Os cientistas criaram animais sem flora microbiana própria. A seguir introduziram, num grupo destes roedores, micróbios intestinais habituais dos ratinhos, enquanto noutro grupo colocaram micróbios do intestino humano. Nos dois grupos, as floras intestinais desenvolveram-se de forma aparentemente normal. Porém, essa proliferação não teve efeitos equivalentes: os ratinhos que tinham o intestino colonizado por bactérias humanas apresentavam níveis muito reduzidos de células imunitárias. "Apesar da abundância e da complexidade da comunidade bacteriana", explica Hachung Chung, uma das co-autoras, "era como se os ratinhos não reconhecessem as bactérias humanas - como se, de facto, não tivessem bactérias nenhumas."
Quando repetiram a experiência introduzindo nos ratinhos a flora intestinal habitual dos ratos, o mesmo ocorreu - o que é ainda mais surpreendente porque são duas espécies próximas. E quando infectaram os animais com salmonelas, os ratinhos com flora intestinal humana foram incapazes de lidar com o agressor.

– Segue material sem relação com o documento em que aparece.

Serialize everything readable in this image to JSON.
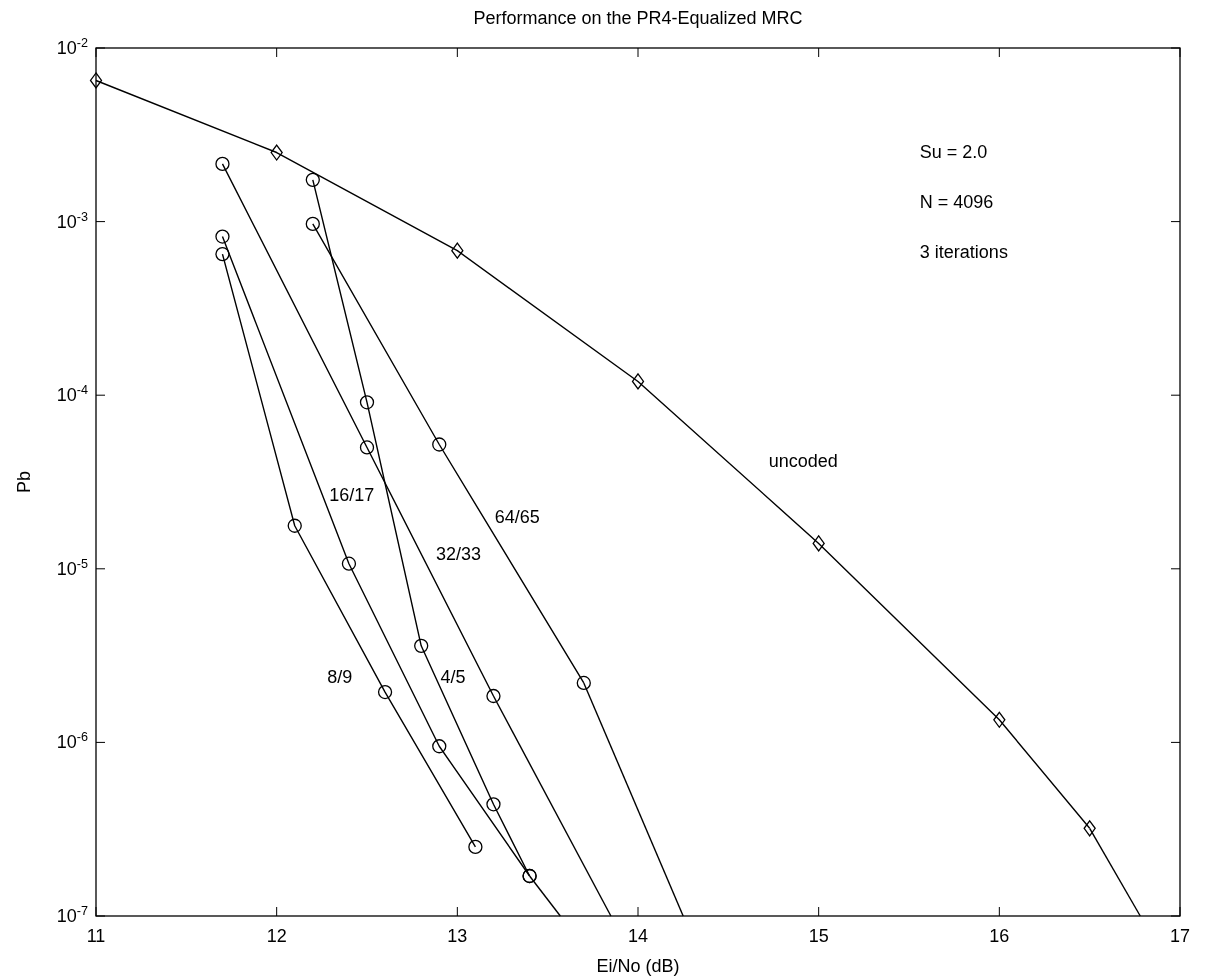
{
  "chart_data": {
    "type": "line",
    "title": "Performance on the PR4-Equalized MRC",
    "xlabel": "Ei/No (dB)",
    "ylabel": "Pb",
    "log": "y",
    "grid": false,
    "line_style": "solid",
    "xlim": [
      11,
      17
    ],
    "xticks": [
      11,
      12,
      13,
      14,
      15,
      16,
      17
    ],
    "ylim": [
      1e-07,
      0.01
    ],
    "yticks": [
      {
        "value": 1e-07,
        "label": "10$^{-7}$"
      },
      {
        "value": 1e-06,
        "label": "10$^{-6}$"
      },
      {
        "value": 1e-05,
        "label": "10$^{-5}$"
      },
      {
        "value": 0.0001,
        "label": "10$^{-4}$"
      },
      {
        "value": 0.001,
        "label": "10$^{-3}$"
      },
      {
        "value": 0.01,
        "label": "10$^{-2}$"
      }
    ],
    "annotations": [
      "Su = 2.0",
      "N = 4096",
      "3 iterations"
    ],
    "series": [
      {
        "name": "uncoded",
        "color": "#000000",
        "marker": "diamond",
        "x": [
          11,
          12,
          13,
          14,
          15,
          16,
          16.5
        ],
        "values": [
          0.0065,
          0.0025,
          0.00068,
          0.00012,
          1.4e-05,
          1.35e-06,
          3.2e-07
        ]
      },
      {
        "name": "8/9",
        "color": "#000000",
        "marker": "circle",
        "x": [
          11.7,
          12.1,
          12.6,
          13.1
        ],
        "values": [
          0.00065,
          1.77e-05,
          1.95e-06,
          2.5e-07
        ]
      },
      {
        "name": "16/17",
        "color": "#000000",
        "marker": "circle",
        "x": [
          11.7,
          12.4,
          12.9,
          13.4
        ],
        "values": [
          0.00082,
          1.07e-05,
          9.5e-07,
          1.7e-07
        ]
      },
      {
        "name": "32/33",
        "color": "#000000",
        "marker": "circle",
        "x": [
          11.7,
          12.5,
          13.2
        ],
        "values": [
          0.00215,
          5e-05,
          1.85e-06
        ]
      },
      {
        "name": "4/5",
        "color": "#000000",
        "marker": "circle",
        "x": [
          12.2,
          12.5,
          12.8,
          13.2,
          13.4
        ],
        "values": [
          0.00174,
          9.1e-05,
          3.6e-06,
          4.4e-07,
          1.7e-07
        ]
      },
      {
        "name": "64/65",
        "color": "#000000",
        "marker": "circle",
        "x": [
          12.2,
          12.9,
          13.7
        ],
        "values": [
          0.00097,
          5.2e-05,
          2.2e-06
        ]
      },
      {
        "color": "#000000",
        "marker": "none",
        "x": [
          16.5,
          16.78
        ],
        "values": [
          3.2e-07,
          1e-07
        ]
      },
      {
        "color": "#000000",
        "marker": "none",
        "x": [
          13.4,
          13.57
        ],
        "values": [
          1.7e-07,
          1e-07
        ]
      },
      {
        "color": "#000000",
        "marker": "none",
        "x": [
          13.2,
          13.85
        ],
        "values": [
          1.85e-06,
          1e-07
        ]
      },
      {
        "color": "#000000",
        "marker": "none",
        "x": [
          13.7,
          14.25
        ],
        "values": [
          2.2e-06,
          1e-07
        ]
      }
    ]
  }
}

Para os cientistas, os resultados mostram que a as nossas bactérias intestinais evoluíram juntamente connosco e confirmam os potenciais perigos que a sua perda poderia acarretar, dada a nossa utilização intensiva de antibióticos e os nossos ambientes de vida ultra-higiénicos. Para Kasper, "a prevalência actual de doenças auto-imunes - tais como a asma, a esclerose múltipla e as doenças inflamatórias do intestino - poderão ser, pelo menos em parte, a consequência da crescente vulnerabilidade da relação entre humanos e micróbios, fruto da evolução".
O terceiro genoma?As surpresas não acabam aqui. Num artigo ontem publicado online na revista Genome Research, Rotem Sorek e colegas, do Instituto Weizmann de Ciência em Rehovot, Israel, apresentam uma análise daquilo a que se poderia talvez chamar o "terceiro genoma humano": a população de vírus que está constantemente a atacar a nossa comunidade de bactérias benéficas.

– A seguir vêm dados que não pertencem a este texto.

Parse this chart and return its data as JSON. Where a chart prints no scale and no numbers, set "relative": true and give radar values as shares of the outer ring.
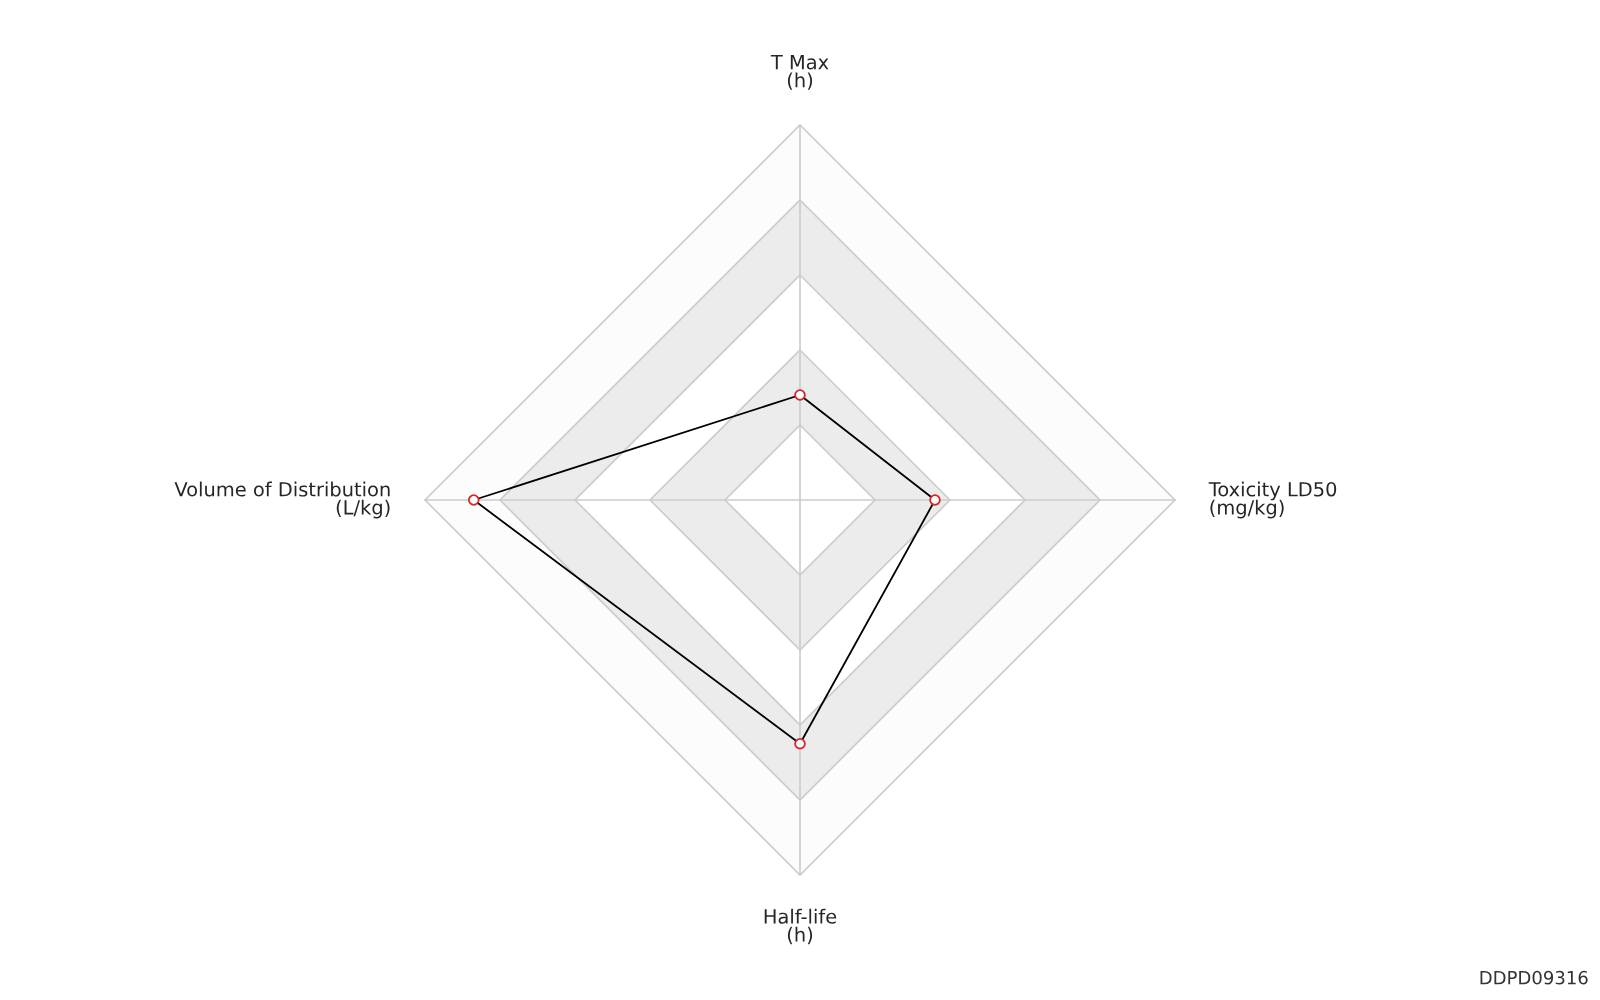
{
  "chart_data": {
    "type": "radar",
    "categories": [
      "T Max\n(h)",
      "Toxicity LD50\n(mg/kg)",
      "Half-life\n(h)",
      "Volume of Distribution\n(L/kg)"
    ],
    "series": [
      {
        "color": "#000000",
        "colors": [
          "#d62728",
          "#d62728",
          "#d62728",
          "#d62728"
        ],
        "values": [
          0.28,
          0.36,
          0.65,
          0.87
        ]
      }
    ],
    "relative": true,
    "grid": true,
    "marker": "circle",
    "annotations": [
      "DDPD09316"
    ]
  }
}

Os cientistas utilizaram o facto de as bactérias, para se protegerem desses predadores (um tipo de vírus chamados fagos), serem capazes de lhes "roubar" bocadinhos de ADN e de os integrar em locais específicos do seu próprio genoma.
"No nosso estudo, procurámos esses bocados de ADN de fagos roubados no material genético das bactérias que vivem no intestino humano", diz Sorek. "A seguir, utilizámos essas peças para identificar os fagos que coexistem com as bactérias no intestino humano."
Os resultados mostram que centenas de tipos de vírus infectam repetidamente o nosso microbiota intestinal. "Estes vírus podem matar algumas das nossas bactérias intestinais e é portanto provável que tenham impacto na saúde humana", diz Sorek. Torna-se assim essencial perceber as pressões que os fagos exercem sobre essas bactérias.